Hai notato che questo cambiamento ha portato anche ad una crisi delle tematiche?
Certo, per questo vanno di nuovo forte i pionieri, i veterani, perché sono usciti un sacco di album sempre con la stessa tematica, sempre con le stesse cose, sempre con gli stessi termini. Noys Narcos, Clementino, Salmo, Marracash, Fabri Fibra, Guè, per questo stanno tornando ad avere una mega esplosione, perché la gente lo vede e lo sente e chi è veterano non ripeterà mai la stessa rima.
In questi due anni durante i quali la musica, più di tutti gli altri settori della nostra società, è stata colpita dalle restrizioni dovute alla pandemia, ti sei fatto qualche domanda sulla considerazione che le istituzioni hanno di te come lavoratore dello spettacolo?

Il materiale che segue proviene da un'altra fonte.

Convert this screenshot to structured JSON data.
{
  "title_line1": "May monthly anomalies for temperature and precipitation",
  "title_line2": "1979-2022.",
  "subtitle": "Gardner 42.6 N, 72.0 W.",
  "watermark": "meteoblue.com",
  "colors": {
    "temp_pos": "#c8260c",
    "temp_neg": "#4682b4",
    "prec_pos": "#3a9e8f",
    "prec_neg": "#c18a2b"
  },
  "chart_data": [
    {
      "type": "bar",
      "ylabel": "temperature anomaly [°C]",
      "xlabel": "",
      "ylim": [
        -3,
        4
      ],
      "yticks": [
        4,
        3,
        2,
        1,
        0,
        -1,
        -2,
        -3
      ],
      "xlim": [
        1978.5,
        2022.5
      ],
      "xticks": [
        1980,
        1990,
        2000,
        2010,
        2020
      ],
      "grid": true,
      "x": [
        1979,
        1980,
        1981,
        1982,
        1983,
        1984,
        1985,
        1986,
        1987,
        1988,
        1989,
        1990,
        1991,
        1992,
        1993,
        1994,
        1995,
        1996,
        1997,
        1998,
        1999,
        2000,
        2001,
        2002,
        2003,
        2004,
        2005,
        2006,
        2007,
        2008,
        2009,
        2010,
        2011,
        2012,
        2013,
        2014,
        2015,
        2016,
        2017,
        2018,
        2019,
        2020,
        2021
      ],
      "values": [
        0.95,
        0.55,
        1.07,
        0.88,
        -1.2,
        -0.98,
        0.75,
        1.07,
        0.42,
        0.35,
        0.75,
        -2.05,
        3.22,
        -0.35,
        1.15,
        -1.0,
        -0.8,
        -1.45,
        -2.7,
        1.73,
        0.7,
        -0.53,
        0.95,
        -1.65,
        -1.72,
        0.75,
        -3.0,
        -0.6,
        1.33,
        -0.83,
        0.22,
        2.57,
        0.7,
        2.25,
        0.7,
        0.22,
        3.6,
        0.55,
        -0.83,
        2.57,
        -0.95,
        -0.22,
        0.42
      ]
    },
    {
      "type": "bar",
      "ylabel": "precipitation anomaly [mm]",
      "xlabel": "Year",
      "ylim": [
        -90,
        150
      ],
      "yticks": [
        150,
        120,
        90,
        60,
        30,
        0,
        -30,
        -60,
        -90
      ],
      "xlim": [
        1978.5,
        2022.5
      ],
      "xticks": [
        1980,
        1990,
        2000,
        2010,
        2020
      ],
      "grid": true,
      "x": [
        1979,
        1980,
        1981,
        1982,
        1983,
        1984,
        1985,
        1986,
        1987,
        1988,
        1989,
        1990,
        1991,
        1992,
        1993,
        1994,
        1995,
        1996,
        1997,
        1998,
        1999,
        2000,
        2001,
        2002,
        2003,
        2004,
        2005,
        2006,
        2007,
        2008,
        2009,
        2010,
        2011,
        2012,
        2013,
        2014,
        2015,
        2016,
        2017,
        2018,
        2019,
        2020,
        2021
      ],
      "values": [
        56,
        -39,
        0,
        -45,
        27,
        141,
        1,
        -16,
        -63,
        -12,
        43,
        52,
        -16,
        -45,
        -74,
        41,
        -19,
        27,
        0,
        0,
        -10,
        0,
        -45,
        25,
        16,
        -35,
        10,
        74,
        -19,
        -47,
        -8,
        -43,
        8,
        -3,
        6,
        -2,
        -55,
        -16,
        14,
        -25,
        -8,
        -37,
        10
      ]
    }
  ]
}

C’è stata una mancanza di rispetto sia per gli artisti che per le maestranze, io capisco che l’artista può stare un anno senza suonare, perché l’artista è quello che vende, conserva i soldi e può restare. Ma chi fa l’elettricista, il truccatore, il parrucchiere, il fonico, scenografia…le maestranze sono importanti, c’è gente che ha dovuto chiudere l’attività e questa è una cosa inammissibile. Per me dovevano intervenire i più grossi, in Italia inutile fare intervenire Clementino, in Italia deve intervenire Vasco Rossi, deve intervenire Jovanotti, deve intervenire Laura Pausini, Ramazzotti, Bocelli, Zucchero, i top, top, top player, che hanno proprio i numeri di telefono di questa gente del governo per chiamare e dire: “Oh, ma che stai facendo?”. Il concerto tutti seduti con la mascherina…ma che razza di concerto rap è? Poi negli stadi tutti quanti in piedi a gridare e tifare, non è giusto.